Conto de Natal.
(Porque a vida não espera, e Natal são todos os dias do ano...)
Recostado numa confortável poltrona olhava a parede branca
sem pestanejar, alheio ao cirandar da mulher, que ultimava os preparativos para
a ceia de Natal, tal como nos anos transactos iriam ter a casa cheia. Os filhos
trariam as noras que por sua vez trariam os pais e irmãos, e assim ano após ano
a família aumentava a olhos vistos. Viriam também os irmãos, os avós e alguns
primos e primas. Enfim, uma verdadeira consoada em família, tal como mandam as
regras da boa convivência.
Olhava a parede onde sustido por uma vistosa fita vermelha
pendia um velho e muito valioso retrato de família, que a mulher nessa manhã tinha
esconjuntado do fundo de um baú, guardado há séculos no sótão do robusto
casarão que era morada de ambos. Ao colocar o quadro na parede ela não perdera
tempo e sublinhou ´´ a partir de hoje fica aqui, assim ninguém nesta
casa esquecerá novamente que somos uma família e como tal que prevaleça a
lealdade``.
Na altura não havia ligado às palavras frias da mulher, há muito
que se habituara a ouvir sem ouvir. Ou melhor, ouvia mas não lhe atribuía valor
algum. Se assim não fosse há muito havia enlouquecido.

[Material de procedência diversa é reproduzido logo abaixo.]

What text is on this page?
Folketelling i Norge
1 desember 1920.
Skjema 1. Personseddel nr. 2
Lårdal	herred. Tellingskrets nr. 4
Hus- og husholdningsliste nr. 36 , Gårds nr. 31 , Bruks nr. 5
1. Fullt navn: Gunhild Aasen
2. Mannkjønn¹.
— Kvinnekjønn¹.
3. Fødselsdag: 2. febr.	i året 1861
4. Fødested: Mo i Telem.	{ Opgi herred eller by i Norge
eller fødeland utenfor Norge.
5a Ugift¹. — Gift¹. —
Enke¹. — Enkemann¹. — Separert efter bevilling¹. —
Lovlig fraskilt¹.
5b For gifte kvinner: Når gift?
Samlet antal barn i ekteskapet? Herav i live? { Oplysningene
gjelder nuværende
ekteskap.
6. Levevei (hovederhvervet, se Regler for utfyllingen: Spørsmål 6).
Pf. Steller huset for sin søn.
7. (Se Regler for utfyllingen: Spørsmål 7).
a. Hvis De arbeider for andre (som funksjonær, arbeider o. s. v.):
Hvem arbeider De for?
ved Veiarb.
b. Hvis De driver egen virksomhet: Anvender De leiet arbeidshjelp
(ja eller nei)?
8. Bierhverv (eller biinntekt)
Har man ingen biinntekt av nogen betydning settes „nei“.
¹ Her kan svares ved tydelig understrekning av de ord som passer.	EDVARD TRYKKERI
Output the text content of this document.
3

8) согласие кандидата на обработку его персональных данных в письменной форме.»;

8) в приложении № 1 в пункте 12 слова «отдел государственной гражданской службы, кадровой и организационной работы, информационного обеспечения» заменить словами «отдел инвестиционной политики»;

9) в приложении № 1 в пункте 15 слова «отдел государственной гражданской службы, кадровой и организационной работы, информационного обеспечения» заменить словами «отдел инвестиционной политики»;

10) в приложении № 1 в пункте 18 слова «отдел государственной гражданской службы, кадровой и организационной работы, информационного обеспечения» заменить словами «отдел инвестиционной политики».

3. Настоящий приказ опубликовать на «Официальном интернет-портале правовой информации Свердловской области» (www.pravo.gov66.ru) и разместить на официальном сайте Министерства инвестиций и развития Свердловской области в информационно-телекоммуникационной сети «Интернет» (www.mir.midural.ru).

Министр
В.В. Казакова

Estavam casados para mais de trinta anos, desse casamento
haviam nascido quatro filhos, cada qual com a sua vida organizada longe da casa
paterna, e assim acabaram a repartir o espaço numa coabitação umas vezes morna
outras vezes gélida, no icebergue que é uma união onde o amor há muito
desapareceu. Se é que o houvera algum dia, sente que talvez tivesse havido uma
amizade, ou um interesse comum, porque o calor de uma paixão nunca sentiu pela
mulher nem ela por ele, com o nascimento dos filhos cada um direccionou o
interesse pela carreira, numa ânsia tresloucada para acumular sempre mais e
mais. Para eles, amor era dinheiro na conta bancaria. Esqueceram ambos que o
amor é feito de contacto, quer físico quer espiritual. E hoje ambos a meio
caminho da velhice chegam a ter náusea um do outro.
´´ Que ninguém se esqueça que somos uma família`` martelavam
as palavras na sua cabeça. Que família, a família dos dias santos, ou a família
das disputas onde um tentava sempre humilhar o outro e levar a vantagem nessa
humilhação, mau viver tal, que afastava os filhos e os netos da sua
convivência.
Levantou-se ao ouvir a campainha e encaminhou-se para a
porta da rua que abriu pesaroso.
- Boa noite pai, eram os filhos que chegavam
trazendo atrás de si os restantes.
- E ela, perguntou a filha mais nova, - vamos
ver se este ano a festa não acaba em amuo.
- A tua mãe está bem, descobriu que afinal
somos uma família.
- Ah, ainda vai a tempo. Quem sabe tenha
descoberto também que para além de família, todos tem direito a uma opinião, ou
a opções próprias, e principalmente que não existem vítimas, cada um tem a sua
dose de responsabilidade na harmonia familiar…
Após a farta ceia, ele sentou-se novamente na confortável poltrona
olhando os netos que desembrulhavam os presentes de Natal, por entre as suas mãos
geladas tremelicava um envelope que a neta mais velha lhe havia oferecido,
lentamente o abriu e do seu interior retirou um bilhete de comboio.
- É a nossa prenda pai, tens direito a viver o
que nunca viveste, tens direito a ser feliz. E para isso só precisas de um empurrão,
a vida não espera pai. Os filhos em coro.
- E ela, olhou a mulher.
-A avó também tem direito a um, mas com
destino diferente para sermos uma família não precisamos do teu sacrifício, eu
vou viajar com ela. Apressou-se a neta a responder.
Olhou o velho retrato, onde os filhos ainda crianças lhe
sorriam, depois encaminhou o olhar para os homens e mulher na sua frente, que acabaram de
lhe transmitir a esperança numa verdadeira consoada.